Дочь делает движение плечом и чуть слышно произносит:
— Вот еще!
— Так пожалей ты хоть меня-то: где же я тебе женихов возьму?
— Маменька!
— Что мне с улицы, что ли, их скликать? а?
— Маменька, ради бога.
— Так скажи же, ради самой царицы небесной, чего тебе?
Дочь молчит, потому что не знает, чего ей хочется.
— Ну и дура, когда так…
Мать уходит, а дочь вздыхает и хочет что-то шить, но снова натыкается на толстую книгу и снова узнает, что "висок самое чувствительное место…" и т. д.
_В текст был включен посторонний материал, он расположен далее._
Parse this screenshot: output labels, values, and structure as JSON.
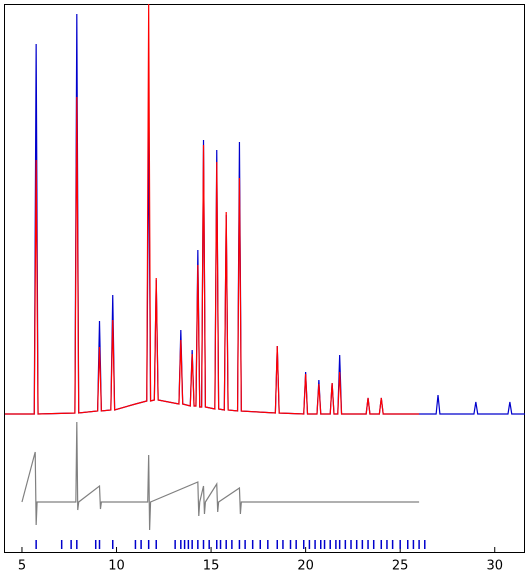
{
  "chart_data": {
    "type": "line",
    "xlim": [
      4.05,
      31.6
    ],
    "xticks": [
      5,
      10,
      15,
      20,
      25,
      30
    ],
    "ylim": [
      -139,
      410
    ],
    "series": [
      {
        "color": "#0000cc",
        "x": [
          4.1,
          5.65,
          5.75,
          5.85,
          7.8,
          7.9,
          8.0,
          9.0,
          9.1,
          9.2,
          9.7,
          9.8,
          9.9,
          11.0,
          11.6,
          11.7,
          11.8,
          12.0,
          12.1,
          12.2,
          13.3,
          13.4,
          13.5,
          13.9,
          14.0,
          14.1,
          14.2,
          14.3,
          14.4,
          14.5,
          14.6,
          14.7,
          15.2,
          15.3,
          15.4,
          15.7,
          15.8,
          15.9,
          16.4,
          16.5,
          16.6,
          18.4,
          18.5,
          18.6,
          19.9,
          20.0,
          20.1,
          20.6,
          20.7,
          20.8,
          21.3,
          21.4,
          21.5,
          21.7,
          21.8,
          21.9,
          23.2,
          23.3,
          23.4,
          23.9,
          24.0,
          24.1,
          26.9,
          27.0,
          27.1,
          28.9,
          29.0,
          29.1,
          30.7,
          30.8,
          30.9,
          31.6
        ],
        "values": [
          0,
          0,
          370,
          0,
          1,
          400,
          1,
          3,
          93,
          3,
          4,
          119,
          4,
          10,
          13,
          287,
          13,
          14,
          134,
          14,
          10,
          84,
          10,
          8,
          64,
          8,
          8,
          164,
          7,
          7,
          274,
          7,
          5,
          264,
          5,
          4,
          199,
          4,
          3,
          272,
          3,
          1,
          68,
          1,
          0,
          42,
          0,
          0,
          34,
          0,
          0,
          31,
          0,
          0,
          59,
          0,
          0,
          16,
          0,
          0,
          16,
          0,
          0,
          19,
          0,
          0,
          12,
          0,
          0,
          12,
          0,
          0
        ]
      },
      {
        "color": "#ff0000",
        "x": [
          4.1,
          5.65,
          5.75,
          5.85,
          7.8,
          7.9,
          8.0,
          9.0,
          9.1,
          9.2,
          9.7,
          9.8,
          9.9,
          11.0,
          11.6,
          11.7,
          11.8,
          12.0,
          12.1,
          12.2,
          13.3,
          13.4,
          13.5,
          13.9,
          14.0,
          14.1,
          14.2,
          14.3,
          14.4,
          14.5,
          14.6,
          14.7,
          15.2,
          15.3,
          15.4,
          15.7,
          15.8,
          15.9,
          16.4,
          16.5,
          16.6,
          18.4,
          18.5,
          18.6,
          19.9,
          20.0,
          20.1,
          20.6,
          20.7,
          20.8,
          21.3,
          21.4,
          21.5,
          21.7,
          21.8,
          21.9,
          23.2,
          23.3,
          23.4,
          23.9,
          24.0,
          24.1,
          26.0
        ],
        "values": [
          0,
          0,
          254,
          0,
          1,
          317,
          1,
          3,
          67,
          3,
          4,
          94,
          4,
          10,
          13,
          410,
          13,
          14,
          136,
          14,
          10,
          74,
          10,
          8,
          60,
          8,
          8,
          149,
          7,
          7,
          269,
          7,
          5,
          252,
          5,
          4,
          202,
          4,
          3,
          236,
          3,
          1,
          68,
          1,
          0,
          40,
          0,
          0,
          30,
          0,
          0,
          31,
          0,
          0,
          42,
          0,
          0,
          16,
          0,
          0,
          16,
          0,
          0
        ]
      },
      {
        "color": "#808080",
        "x": [
          5.0,
          5.7,
          5.75,
          5.8,
          7.85,
          7.9,
          7.95,
          8.0,
          9.1,
          9.15,
          9.2,
          11.65,
          11.7,
          11.75,
          11.8,
          14.3,
          14.35,
          14.4,
          14.6,
          14.65,
          14.7,
          15.3,
          15.35,
          15.4,
          16.5,
          16.55,
          16.6,
          26.0
        ],
        "values": [
          -88,
          -38,
          -111,
          -88,
          -88,
          -8,
          -96,
          -88,
          -72,
          -95,
          -88,
          -88,
          -41,
          -116,
          -88,
          -68,
          -102,
          -88,
          -72,
          -100,
          -88,
          -70,
          -98,
          -88,
          -74,
          -100,
          -88,
          -88
        ]
      }
    ],
    "reflections": {
      "color": "#0000cc",
      "x": [
        5.75,
        7.1,
        7.6,
        7.9,
        8.9,
        9.1,
        9.8,
        11.0,
        11.3,
        11.7,
        12.1,
        13.1,
        13.4,
        13.6,
        13.8,
        14.0,
        14.3,
        14.6,
        14.9,
        15.3,
        15.5,
        15.8,
        16.1,
        16.5,
        16.8,
        17.2,
        17.6,
        18.0,
        18.5,
        18.8,
        19.2,
        19.5,
        19.9,
        20.2,
        20.5,
        20.8,
        21.0,
        21.3,
        21.6,
        21.8,
        22.1,
        22.4,
        22.7,
        23.0,
        23.3,
        23.6,
        24.0,
        24.3,
        24.6,
        25.0,
        25.4,
        25.7,
        26.0,
        26.3
      ]
    }
  }
}
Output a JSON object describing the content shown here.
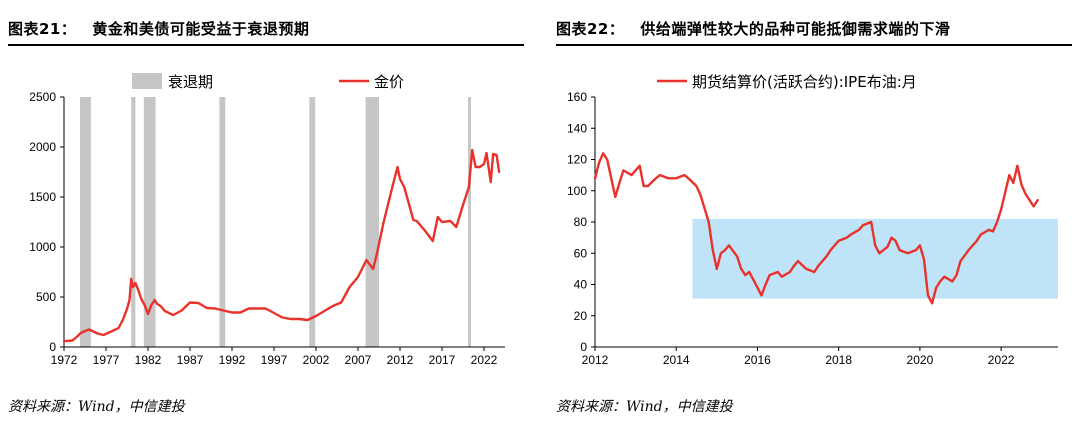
{
  "colors": {
    "series": "#e8322b",
    "recession": "#c6c6c6",
    "band": "#bfe3f7"
  },
  "chart_data": [
    {
      "type": "line",
      "figure_label": "图表21：",
      "title": "黄金和美债可能受益于衰退预期",
      "source": "资料来源：Wind，中信建投",
      "legend": {
        "recession": "衰退期",
        "series": "金价"
      },
      "xlim": [
        1972,
        2024.5
      ],
      "ylim": [
        0,
        2500
      ],
      "xticks": [
        1972,
        1977,
        1982,
        1987,
        1992,
        1997,
        2002,
        2007,
        2012,
        2017,
        2022
      ],
      "yticks": [
        0,
        500,
        1000,
        1500,
        2000,
        2500
      ],
      "recessions": [
        [
          1973.9,
          1975.2
        ],
        [
          1980.0,
          1980.5
        ],
        [
          1981.5,
          1982.9
        ],
        [
          1990.5,
          1991.2
        ],
        [
          2001.2,
          2001.9
        ],
        [
          2007.9,
          2009.5
        ],
        [
          2020.1,
          2020.4
        ]
      ],
      "series": [
        {
          "name": "金价",
          "x": [
            1972,
            1973,
            1973.5,
            1974,
            1974.5,
            1975,
            1976,
            1976.7,
            1977.5,
            1978.5,
            1979,
            1979.5,
            1979.8,
            1980.0,
            1980.2,
            1980.5,
            1980.8,
            1981.2,
            1981.6,
            1982.0,
            1982.4,
            1982.8,
            1983.1,
            1983.5,
            1984,
            1985,
            1986,
            1987,
            1988,
            1989,
            1990,
            1991,
            1992,
            1993,
            1994,
            1995,
            1996,
            1997,
            1998,
            1999,
            2000,
            2001,
            2002,
            2003,
            2004,
            2005,
            2006,
            2007,
            2008,
            2008.8,
            2009.3,
            2010,
            2011,
            2011.7,
            2012,
            2012.5,
            2013,
            2013.6,
            2014,
            2015,
            2015.9,
            2016.5,
            2017,
            2018,
            2018.7,
            2019.5,
            2020.2,
            2020.6,
            2021,
            2021.5,
            2022,
            2022.3,
            2022.8,
            2023.1,
            2023.5,
            2023.8
          ],
          "values": [
            58,
            65,
            100,
            140,
            160,
            175,
            135,
            120,
            150,
            190,
            270,
            380,
            470,
            680,
            600,
            640,
            580,
            480,
            420,
            330,
            420,
            470,
            430,
            410,
            360,
            320,
            365,
            445,
            440,
            390,
            385,
            365,
            345,
            345,
            385,
            385,
            385,
            340,
            295,
            280,
            280,
            270,
            310,
            360,
            410,
            445,
            600,
            700,
            870,
            780,
            950,
            1230,
            1570,
            1800,
            1680,
            1600,
            1450,
            1270,
            1260,
            1160,
            1060,
            1300,
            1250,
            1260,
            1200,
            1420,
            1600,
            1970,
            1800,
            1800,
            1830,
            1940,
            1650,
            1930,
            1920,
            1750
          ]
        }
      ]
    },
    {
      "type": "line",
      "figure_label": "图表22：",
      "title": "供给端弹性较大的品种可能抵御需求端的下滑",
      "source": "资料来源：Wind，中信建投",
      "legend": {
        "series": "期货结算价(活跃合约):IPE布油:月"
      },
      "xlim": [
        2012,
        2023.4
      ],
      "ylim": [
        0,
        160
      ],
      "xticks": [
        2012,
        2014,
        2016,
        2018,
        2020,
        2022
      ],
      "yticks": [
        0,
        20,
        40,
        60,
        80,
        100,
        120,
        140,
        160
      ],
      "band": {
        "x": [
          2014.4,
          2023.4
        ],
        "y": [
          31,
          82
        ]
      },
      "series": [
        {
          "name": "期货结算价(活跃合约):IPE布油:月",
          "x": [
            2012.0,
            2012.1,
            2012.2,
            2012.3,
            2012.5,
            2012.6,
            2012.7,
            2012.9,
            2013.0,
            2013.1,
            2013.2,
            2013.3,
            2013.5,
            2013.6,
            2013.8,
            2013.9,
            2014.0,
            2014.2,
            2014.3,
            2014.5,
            2014.6,
            2014.8,
            2014.9,
            2015.0,
            2015.1,
            2015.2,
            2015.3,
            2015.5,
            2015.6,
            2015.7,
            2015.8,
            2016.0,
            2016.1,
            2016.2,
            2016.3,
            2016.5,
            2016.6,
            2016.8,
            2016.9,
            2017.0,
            2017.2,
            2017.4,
            2017.5,
            2017.7,
            2017.8,
            2018.0,
            2018.2,
            2018.3,
            2018.5,
            2018.6,
            2018.8,
            2018.9,
            2019.0,
            2019.2,
            2019.3,
            2019.4,
            2019.5,
            2019.7,
            2019.9,
            2020.0,
            2020.1,
            2020.2,
            2020.3,
            2020.4,
            2020.5,
            2020.6,
            2020.8,
            2020.9,
            2021.0,
            2021.2,
            2021.4,
            2021.5,
            2021.7,
            2021.8,
            2021.9,
            2022.0,
            2022.2,
            2022.3,
            2022.4,
            2022.5,
            2022.6,
            2022.8,
            2022.9
          ],
          "values": [
            108,
            118,
            124,
            120,
            96,
            105,
            113,
            110,
            113,
            116,
            103,
            103,
            108,
            110,
            108,
            108,
            108,
            110,
            108,
            103,
            97,
            80,
            62,
            50,
            60,
            62,
            65,
            58,
            50,
            46,
            48,
            38,
            33,
            40,
            46,
            48,
            45,
            48,
            52,
            55,
            50,
            48,
            52,
            58,
            62,
            68,
            70,
            72,
            75,
            78,
            80,
            65,
            60,
            64,
            70,
            68,
            62,
            60,
            62,
            65,
            56,
            33,
            28,
            38,
            42,
            45,
            42,
            46,
            55,
            62,
            68,
            72,
            75,
            74,
            80,
            88,
            110,
            105,
            116,
            104,
            98,
            90,
            94
          ]
        }
      ]
    }
  ]
}
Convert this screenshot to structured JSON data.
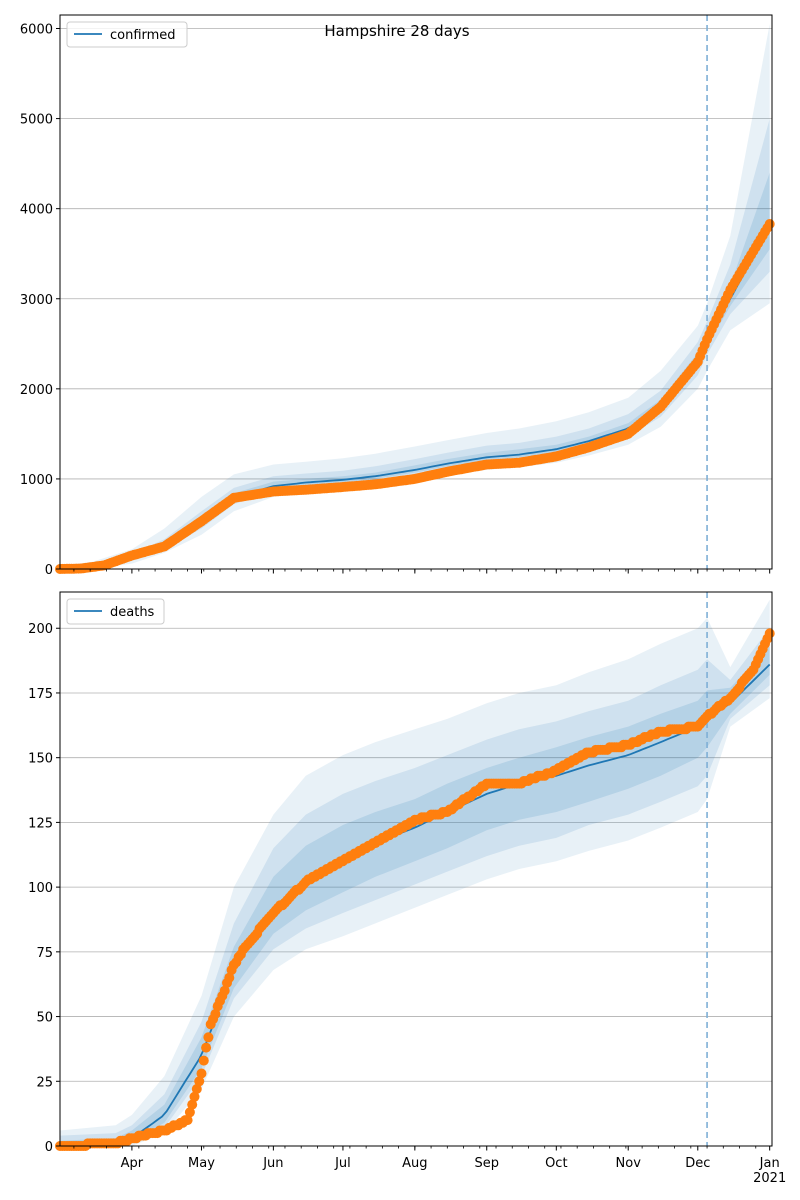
{
  "figure_title": "Hampshire 28 days",
  "colors": {
    "model_line": "#1f77b4",
    "band_fill": "#1f77b4",
    "observed_points": "#ff7f0e",
    "grid": "#b0b0b0",
    "forecast_marker": "#7fb0d6"
  },
  "chart_data": [
    {
      "type": "line",
      "legend": {
        "entries": [
          "confirmed"
        ],
        "placement": "top-left"
      },
      "x_axis": {
        "unit": "days since 2020-03-01 (axis shows dates)",
        "range": [
          "2020-03-01",
          "2021-01-01"
        ],
        "tick_labels": []
      },
      "y_axis": {
        "range": [
          0,
          6150
        ],
        "ticks": [
          0,
          1000,
          2000,
          3000,
          4000,
          5000,
          6000
        ],
        "tick_labels": [
          "0",
          "1000",
          "2000",
          "3000",
          "4000",
          "5000",
          "6000"
        ]
      },
      "grid": "horizontal",
      "forecast_start_date": "2020-12-05",
      "series": [
        {
          "name": "confirmed",
          "kind": "model-median",
          "points": [
            [
              "2020-03-01",
              0
            ],
            [
              "2020-03-15",
              20
            ],
            [
              "2020-04-01",
              130
            ],
            [
              "2020-04-15",
              260
            ],
            [
              "2020-05-01",
              520
            ],
            [
              "2020-05-15",
              790
            ],
            [
              "2020-06-01",
              920
            ],
            [
              "2020-06-15",
              960
            ],
            [
              "2020-07-01",
              990
            ],
            [
              "2020-07-15",
              1030
            ],
            [
              "2020-08-01",
              1100
            ],
            [
              "2020-08-15",
              1170
            ],
            [
              "2020-09-01",
              1240
            ],
            [
              "2020-09-15",
              1270
            ],
            [
              "2020-10-01",
              1330
            ],
            [
              "2020-10-15",
              1420
            ],
            [
              "2020-11-01",
              1560
            ],
            [
              "2020-11-15",
              1800
            ],
            [
              "2020-12-01",
              2300
            ],
            [
              "2020-12-05",
              2550
            ],
            [
              "2020-12-15",
              3000
            ],
            [
              "2021-01-01",
              3800
            ]
          ]
        },
        {
          "kind": "observed",
          "points": [
            [
              "2020-03-01",
              0
            ],
            [
              "2020-03-10",
              5
            ],
            [
              "2020-03-20",
              40
            ],
            [
              "2020-04-01",
              150
            ],
            [
              "2020-04-15",
              250
            ],
            [
              "2020-05-01",
              530
            ],
            [
              "2020-05-15",
              790
            ],
            [
              "2020-06-01",
              860
            ],
            [
              "2020-06-15",
              880
            ],
            [
              "2020-07-01",
              910
            ],
            [
              "2020-07-15",
              940
            ],
            [
              "2020-08-01",
              1000
            ],
            [
              "2020-08-15",
              1080
            ],
            [
              "2020-09-01",
              1160
            ],
            [
              "2020-09-15",
              1180
            ],
            [
              "2020-10-01",
              1250
            ],
            [
              "2020-10-15",
              1350
            ],
            [
              "2020-11-01",
              1500
            ],
            [
              "2020-11-15",
              1800
            ],
            [
              "2020-12-01",
              2300
            ],
            [
              "2020-12-05",
              2550
            ],
            [
              "2020-12-15",
              3100
            ],
            [
              "2021-01-01",
              3830
            ]
          ]
        }
      ],
      "bands": {
        "dates": [
          "2020-03-01",
          "2020-03-15",
          "2020-04-01",
          "2020-04-15",
          "2020-05-01",
          "2020-05-15",
          "2020-06-01",
          "2020-06-15",
          "2020-07-01",
          "2020-07-15",
          "2020-08-01",
          "2020-08-15",
          "2020-09-01",
          "2020-09-15",
          "2020-10-01",
          "2020-10-15",
          "2020-11-01",
          "2020-11-15",
          "2020-12-01",
          "2020-12-05",
          "2020-12-15",
          "2021-01-01"
        ],
        "outer_low": [
          0,
          0,
          60,
          180,
          380,
          640,
          800,
          850,
          880,
          920,
          980,
          1040,
          1100,
          1130,
          1180,
          1260,
          1380,
          1580,
          2000,
          2200,
          2650,
          2950
        ],
        "outer_high": [
          30,
          80,
          220,
          450,
          800,
          1050,
          1160,
          1190,
          1230,
          1280,
          1360,
          1430,
          1510,
          1560,
          1640,
          1740,
          1900,
          2200,
          2700,
          2950,
          3700,
          6050
        ],
        "mid_low": [
          0,
          5,
          90,
          220,
          450,
          720,
          860,
          900,
          930,
          970,
          1040,
          1110,
          1170,
          1200,
          1260,
          1340,
          1470,
          1690,
          2150,
          2380,
          2830,
          3300
        ],
        "mid_high": [
          15,
          45,
          170,
          330,
          640,
          900,
          1030,
          1060,
          1090,
          1140,
          1220,
          1290,
          1370,
          1400,
          1470,
          1560,
          1720,
          1980,
          2520,
          2750,
          3380,
          5000
        ],
        "inner_low": [
          0,
          10,
          110,
          240,
          480,
          750,
          890,
          930,
          960,
          1000,
          1070,
          1140,
          1210,
          1240,
          1300,
          1380,
          1520,
          1750,
          2230,
          2470,
          2920,
          3550
        ],
        "inner_high": [
          10,
          30,
          150,
          290,
          570,
          840,
          970,
          1000,
          1030,
          1070,
          1150,
          1220,
          1290,
          1330,
          1380,
          1470,
          1620,
          1880,
          2400,
          2650,
          3150,
          4400
        ]
      }
    },
    {
      "type": "line",
      "legend": {
        "entries": [
          "deaths"
        ],
        "placement": "top-left"
      },
      "x_axis": {
        "unit": "days since 2020-03-01 (axis shows dates)",
        "range": [
          "2020-03-01",
          "2021-01-01"
        ],
        "tick_labels": [
          "Apr",
          "May",
          "Jun",
          "Jul",
          "Aug",
          "Sep",
          "Oct",
          "Nov",
          "Dec",
          "Jan\n2021"
        ],
        "tick_dates": [
          "2020-04-01",
          "2020-05-01",
          "2020-06-01",
          "2020-07-01",
          "2020-08-01",
          "2020-09-01",
          "2020-10-01",
          "2020-11-01",
          "2020-12-01",
          "2021-01-01"
        ]
      },
      "y_axis": {
        "range": [
          0,
          214
        ],
        "ticks": [
          0,
          25,
          50,
          75,
          100,
          125,
          150,
          175,
          200
        ],
        "tick_labels": [
          "0",
          "25",
          "50",
          "75",
          "100",
          "125",
          "150",
          "175",
          "200"
        ]
      },
      "grid": "horizontal",
      "forecast_start_date": "2020-12-05",
      "series": [
        {
          "name": "deaths",
          "kind": "model-median",
          "points": [
            [
              "2020-03-01",
              0
            ],
            [
              "2020-03-25",
              1
            ],
            [
              "2020-04-01",
              3
            ],
            [
              "2020-04-15",
              12
            ],
            [
              "2020-05-01",
              35
            ],
            [
              "2020-05-15",
              68
            ],
            [
              "2020-06-01",
              92
            ],
            [
              "2020-06-15",
              103
            ],
            [
              "2020-07-01",
              111
            ],
            [
              "2020-07-15",
              117
            ],
            [
              "2020-08-01",
              123
            ],
            [
              "2020-08-15",
              129
            ],
            [
              "2020-09-01",
              136
            ],
            [
              "2020-09-15",
              140
            ],
            [
              "2020-10-01",
              143
            ],
            [
              "2020-10-15",
              147
            ],
            [
              "2020-11-01",
              151
            ],
            [
              "2020-11-15",
              156
            ],
            [
              "2020-12-01",
              162
            ],
            [
              "2020-12-05",
              165
            ],
            [
              "2020-12-15",
              171
            ],
            [
              "2021-01-01",
              186
            ]
          ]
        },
        {
          "kind": "observed",
          "points": [
            [
              "2020-03-01",
              0
            ],
            [
              "2020-03-25",
              1
            ],
            [
              "2020-04-01",
              3
            ],
            [
              "2020-04-15",
              6
            ],
            [
              "2020-04-25",
              10
            ],
            [
              "2020-05-01",
              28
            ],
            [
              "2020-05-05",
              47
            ],
            [
              "2020-05-10",
              58
            ],
            [
              "2020-05-15",
              70
            ],
            [
              "2020-05-20",
              77
            ],
            [
              "2020-06-01",
              90
            ],
            [
              "2020-06-15",
              102
            ],
            [
              "2020-07-01",
              110
            ],
            [
              "2020-07-15",
              117
            ],
            [
              "2020-08-01",
              126
            ],
            [
              "2020-08-15",
              129
            ],
            [
              "2020-09-01",
              140
            ],
            [
              "2020-09-15",
              140
            ],
            [
              "2020-10-01",
              145
            ],
            [
              "2020-10-15",
              152
            ],
            [
              "2020-11-01",
              155
            ],
            [
              "2020-11-15",
              160
            ],
            [
              "2020-12-01",
              162
            ],
            [
              "2020-12-05",
              166
            ],
            [
              "2020-12-15",
              173
            ],
            [
              "2020-12-25",
              184
            ],
            [
              "2021-01-01",
              198
            ]
          ]
        }
      ],
      "bands": {
        "dates": [
          "2020-03-01",
          "2020-03-25",
          "2020-04-01",
          "2020-04-15",
          "2020-05-01",
          "2020-05-15",
          "2020-06-01",
          "2020-06-15",
          "2020-07-01",
          "2020-07-15",
          "2020-08-01",
          "2020-08-15",
          "2020-09-01",
          "2020-09-15",
          "2020-10-01",
          "2020-10-15",
          "2020-11-01",
          "2020-11-15",
          "2020-12-01",
          "2020-12-05",
          "2020-12-15",
          "2021-01-01"
        ],
        "outer_low": [
          0,
          0,
          0,
          5,
          22,
          50,
          68,
          76,
          81,
          86,
          92,
          97,
          103,
          107,
          110,
          114,
          118,
          123,
          129,
          134,
          162,
          173
        ],
        "outer_high": [
          6,
          8,
          12,
          27,
          58,
          100,
          128,
          143,
          151,
          156,
          161,
          165,
          171,
          175,
          178,
          183,
          188,
          194,
          200,
          204,
          185,
          211
        ],
        "mid_low": [
          0,
          0,
          1,
          7,
          27,
          57,
          76,
          84,
          90,
          95,
          101,
          106,
          112,
          116,
          119,
          124,
          128,
          133,
          139,
          143,
          165,
          178
        ],
        "mid_high": [
          4,
          5,
          8,
          20,
          48,
          86,
          115,
          128,
          136,
          141,
          146,
          151,
          157,
          161,
          164,
          168,
          172,
          178,
          184,
          188,
          180,
          200
        ],
        "inner_low": [
          0,
          0,
          2,
          9,
          30,
          61,
          82,
          91,
          98,
          104,
          110,
          115,
          122,
          126,
          129,
          133,
          138,
          143,
          150,
          154,
          167,
          182
        ],
        "inner_high": [
          2,
          3,
          6,
          16,
          42,
          77,
          104,
          116,
          124,
          129,
          134,
          140,
          146,
          150,
          154,
          158,
          162,
          167,
          172,
          176,
          177,
          193
        ]
      }
    }
  ]
}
На дворе между тем полдень; две свиньи, пустившиеся утром на поиски съедобного, теперь лежат в грязи у плетня, обвалившегося и нависшего над этой лужей, на дне которой какая-то никем не замечаемая тварь на свободе занимается пусканием пузырей: они лезут оттуда кверху, вздувают грязную зеленоватую массу и потом лопаются, заставив своим щелканием шевельнуть свинью ухом. За забором, устроенным из двух длинных непиленых дерев, слегка приподнятых одно над другим и привязанных к воткнутым в землю шестам, толкаются между толстыми подсолнушниками маленькие деревенские девчонки и мальчонки. Уписывая кто огурец, кто большую, но сухую и завалящую корку, они толкуют что-то между собой своими цыплячьими голосами, а ветер по временам приподнимает с ихнего лба белые и чистые волосенки. Кроме этих ребят-караульщиков, некого и встретить на селе.
Накрыв голову белым платком и вооружившись самым простым зонтиком, ходит вдова-помещица по огороду, прилегающему к самым окнам дома; у окна сидит скучающая дочка…
— Маменька! — произносит она, — когда ж мы в город-то?
— Рожна вот еще…
Эту фразу мать говорит таким грозным тоном, что дочь вдруг лишается всякой возможности продолжать разговор.
И скучает она так и дни и годы…
А судьба нежданно-негаданно посылает ей великую утеху в особе г. N, который в это время, только еще впервые, подъезжает к селу Кошкам. Эта езда дает мне возможность несколько уяснить внутренний мир г. N, так как я (что имел уже случай высказать) награжден в отношении к его особе особенною прозорливостию. Для этого мы пока оставим и Кошки и помещичье семейство.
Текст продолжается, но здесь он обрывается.